7. The intelligent early warning system for rice and citrus diseases and pests based on multiple factors according to claim 6, characterized in that, The hierarchical scheduling module is also used for: When the historical control response rate is determined to be greater than the response rate grading benchmark, an agricultural control efficacy guidance suggestion containing disease type, risk level and recommended application window period is generated and pushed to the corresponding bound farmer's mobile terminal.
8. The intelligent early warning system for rice and citrus diseases and pests based on multiple factors according to claim 6, characterized in that, When the hardware interlock module issues the control intervention parameters based on the multi-factor disease early warning signal and the hierarchical scheduling instruction, it is specifically used for: After normalizing the geometric center slope extracted from the topographic elevation parameters and the canopy wet retention time and evaporation attenuation slope, the loss risk index is calculated by weighting and summing the results using preset weighting coefficients. When the loss risk index is determined to be greater than or equal to the preset safety boundary, a low-level electrical limiting command is generated, which includes a forced overwrite value for the upper limit of the centrifugal atomizing disc rotation speed and a cutoff parameter for the water pump duty cycle. The underlying electrical limiting command is encapsulated into control intervention parameters that include underlying device limiting information.
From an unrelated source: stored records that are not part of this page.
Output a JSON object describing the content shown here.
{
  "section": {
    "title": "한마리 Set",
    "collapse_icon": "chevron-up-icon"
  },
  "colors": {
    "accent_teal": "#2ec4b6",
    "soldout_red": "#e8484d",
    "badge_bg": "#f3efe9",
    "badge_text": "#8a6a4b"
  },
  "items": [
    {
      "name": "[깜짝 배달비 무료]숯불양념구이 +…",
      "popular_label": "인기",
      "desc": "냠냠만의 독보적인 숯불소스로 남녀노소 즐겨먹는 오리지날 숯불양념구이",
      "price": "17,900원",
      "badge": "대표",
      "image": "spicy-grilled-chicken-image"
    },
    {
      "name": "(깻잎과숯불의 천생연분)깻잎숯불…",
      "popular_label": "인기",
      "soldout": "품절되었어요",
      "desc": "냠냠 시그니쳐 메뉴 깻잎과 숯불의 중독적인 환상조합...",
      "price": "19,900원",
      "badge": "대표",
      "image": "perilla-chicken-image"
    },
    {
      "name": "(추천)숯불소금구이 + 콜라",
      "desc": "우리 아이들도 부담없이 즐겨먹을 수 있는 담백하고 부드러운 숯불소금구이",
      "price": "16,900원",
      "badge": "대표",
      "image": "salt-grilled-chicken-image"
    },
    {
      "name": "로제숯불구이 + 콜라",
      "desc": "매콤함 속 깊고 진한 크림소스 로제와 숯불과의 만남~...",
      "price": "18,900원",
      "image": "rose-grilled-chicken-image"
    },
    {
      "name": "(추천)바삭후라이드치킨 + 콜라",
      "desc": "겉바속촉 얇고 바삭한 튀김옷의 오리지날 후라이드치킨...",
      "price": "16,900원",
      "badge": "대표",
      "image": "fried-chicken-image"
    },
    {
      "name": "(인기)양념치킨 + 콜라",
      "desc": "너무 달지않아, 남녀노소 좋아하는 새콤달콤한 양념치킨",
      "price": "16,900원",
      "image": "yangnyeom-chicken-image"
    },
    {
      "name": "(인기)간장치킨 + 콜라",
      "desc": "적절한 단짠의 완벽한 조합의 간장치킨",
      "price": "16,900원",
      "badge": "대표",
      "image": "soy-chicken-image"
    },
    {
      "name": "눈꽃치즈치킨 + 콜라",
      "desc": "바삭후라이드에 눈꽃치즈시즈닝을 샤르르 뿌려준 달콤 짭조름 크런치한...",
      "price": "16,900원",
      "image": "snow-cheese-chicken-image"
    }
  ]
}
9. The intelligent early warning system for rice and citrus diseases and pests based on multiple factors according to claim 8, characterized in that, The plant protection drone's execution terminal receives the control intervention parameters and starts the pesticide application operation on the target plot under limited physical output conditions. It also collects the flight attitude and position information of the onboard sensors in real time to generate an attitude telemetry data stream to be transmitted back to the cloud processing center. The micro-meteorological calculation module receives the attitude telemetry data stream and performs data cleaning, removing data from the maneuvering disturbance range where the rate of change of acceleration exceeds a preset range, and extracting wind measurement steady-state data that meets the dynamic equilibrium conditions.
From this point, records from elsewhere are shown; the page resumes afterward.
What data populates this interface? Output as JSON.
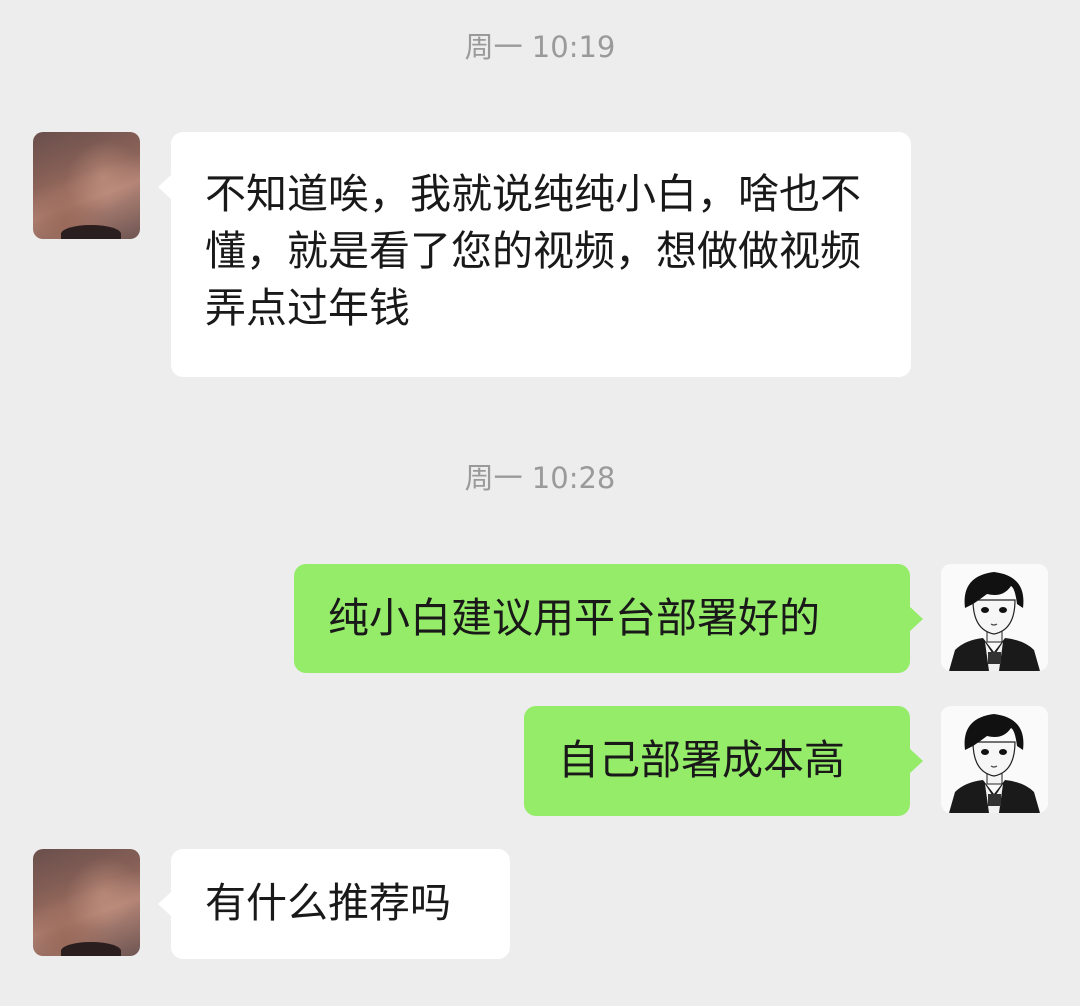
{
  "timestamps": [
    "周一 10:19",
    "周一 10:28"
  ],
  "messages": [
    {
      "sender": "contact",
      "text": "不知道唉，我就说纯纯小白，啥也不懂，就是看了您的视频，想做做视频弄点过年钱"
    },
    {
      "sender": "me",
      "text": "纯小白建议用平台部署好的"
    },
    {
      "sender": "me",
      "text": "自己部署成本高"
    },
    {
      "sender": "contact",
      "text": "有什么推荐吗"
    }
  ],
  "colors": {
    "background": "#ededed",
    "incoming_bubble": "#ffffff",
    "outgoing_bubble": "#95ec69",
    "timestamp_text": "#9a9a9a",
    "message_text": "#191919"
  }
}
10. The intelligent early warning system for rice and citrus diseases and pests based on multiple factors according to claim 9, characterized in that, The micro-meteorological calculation module is specifically used to extract the true value of the fuselage wind resistance tilt angle and update the wind speed attenuation factor using the attitude telemetry data stream: The true value of the fuselage wind resistance tilt angle is extracted from the extracted wind measurement steady-state data, and the true value of the measured micro-wind speed at the corresponding moment is extracted using the wind resistance tilt angle mapping micro-wind speed formula. The macro-average wind speed in the macro-meteorological flow data is called, and the initial wind speed attenuation factor in the extrapolation process is updated in a closed loop using the measured micro-wind speed true value and the inverse iterative formula of the wind speed model.